You can use this model in the Detect Objects Using Deep Learning tool available in the Image Analyst toolbox in ArcGIS Pro. Follow the steps below to use the model for parsing text in images.
Supported imagery
This model can be used with high-resolution, 3-band street-level imagery with medium to large size text in it or scanned document.
Detect and recognize text
Complete the following steps to read text from images:
- Download the Optical Character Recognition model and add an image or street-level imagery with text in ArcGIS Pro.
- Zoom to an area of interest.
- Browse to Tools on the Analysis tab.
- Click the Toolboxes tab in the Geoprocessing pane, select Image Analyst Tools, and browse to the Detect Objects Using Deep Learning tool under Deep Learning.
- Set the variables on the Parameters tab as follows:
- Input Raster—Select the image.
- Output Detected Objects—Set the output detected object that will contain the text detection and recognition results.
- Model Definition—Select the pretrained model .dlpk file.
- Arguments—Change the values of the arguments if
required.
- threshold—The detections with a confidence score higher than this threshold are included in the result. The allowed values range from 0 to 1.0.
- test_time_augmentation—Performs test time augmentation while predicting. If true, predictions of flipped and rotated variants of the input image will be merged into the final output.
- batch_size—Number of text detections to be processed by the text recognition model at once.

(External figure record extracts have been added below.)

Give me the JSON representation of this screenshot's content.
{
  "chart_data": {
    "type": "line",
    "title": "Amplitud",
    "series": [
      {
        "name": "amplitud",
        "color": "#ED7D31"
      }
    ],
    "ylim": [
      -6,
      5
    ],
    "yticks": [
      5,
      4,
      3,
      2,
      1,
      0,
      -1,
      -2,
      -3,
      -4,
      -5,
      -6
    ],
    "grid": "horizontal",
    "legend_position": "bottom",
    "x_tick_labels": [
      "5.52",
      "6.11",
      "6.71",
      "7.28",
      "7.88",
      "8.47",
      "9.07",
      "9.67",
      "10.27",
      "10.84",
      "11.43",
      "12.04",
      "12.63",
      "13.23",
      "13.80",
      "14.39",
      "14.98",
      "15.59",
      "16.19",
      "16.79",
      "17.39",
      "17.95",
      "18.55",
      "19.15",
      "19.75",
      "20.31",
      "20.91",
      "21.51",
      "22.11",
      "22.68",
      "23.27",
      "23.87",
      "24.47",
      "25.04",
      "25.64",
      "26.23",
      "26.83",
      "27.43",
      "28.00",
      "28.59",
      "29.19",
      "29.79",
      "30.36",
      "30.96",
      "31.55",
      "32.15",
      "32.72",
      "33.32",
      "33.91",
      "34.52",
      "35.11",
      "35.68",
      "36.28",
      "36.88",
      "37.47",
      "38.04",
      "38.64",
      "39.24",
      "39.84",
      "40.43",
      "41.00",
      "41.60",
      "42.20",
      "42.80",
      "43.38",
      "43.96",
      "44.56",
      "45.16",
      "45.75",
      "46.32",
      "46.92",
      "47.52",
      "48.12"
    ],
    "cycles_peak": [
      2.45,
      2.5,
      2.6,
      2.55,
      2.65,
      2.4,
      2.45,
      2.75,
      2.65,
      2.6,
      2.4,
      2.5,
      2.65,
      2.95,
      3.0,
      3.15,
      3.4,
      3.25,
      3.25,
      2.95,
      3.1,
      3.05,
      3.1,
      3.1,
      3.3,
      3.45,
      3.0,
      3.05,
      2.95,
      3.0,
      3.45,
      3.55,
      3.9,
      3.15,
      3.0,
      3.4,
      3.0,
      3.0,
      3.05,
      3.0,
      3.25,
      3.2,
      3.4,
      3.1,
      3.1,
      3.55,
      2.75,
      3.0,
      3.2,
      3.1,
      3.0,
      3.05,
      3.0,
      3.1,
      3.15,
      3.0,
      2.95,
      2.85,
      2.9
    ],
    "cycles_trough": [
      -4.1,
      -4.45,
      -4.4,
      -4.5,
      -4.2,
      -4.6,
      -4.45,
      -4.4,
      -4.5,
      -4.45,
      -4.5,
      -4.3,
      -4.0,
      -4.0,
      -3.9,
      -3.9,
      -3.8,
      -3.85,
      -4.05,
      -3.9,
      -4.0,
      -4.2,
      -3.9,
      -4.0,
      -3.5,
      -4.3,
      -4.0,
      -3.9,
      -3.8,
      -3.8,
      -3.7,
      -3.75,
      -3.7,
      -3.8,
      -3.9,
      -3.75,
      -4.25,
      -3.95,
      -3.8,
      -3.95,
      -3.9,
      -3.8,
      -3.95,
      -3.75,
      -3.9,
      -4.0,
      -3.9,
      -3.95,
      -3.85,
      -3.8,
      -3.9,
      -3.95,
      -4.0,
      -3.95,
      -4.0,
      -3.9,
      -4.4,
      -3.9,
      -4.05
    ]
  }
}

- Non-Maximum Suppression—Optionally, check or uncheck the check box as needed.
If checked, do the following:
- Set the Confidence Score Field value.
- Set the Class Value Field value.
- Set the Maximum Overlap Ratio value.
- Set the variables on the Environments tab as follows:
- Processing Extent—Select Default or any other option from the drop-down menu.
- Processor Type—Select CPU or GPU as needed.
Note:
If GPU is available, it is recommended to select GPU and set GPU ID to specify the GPU to be used.
- Click Run.
The output layer is added to the map.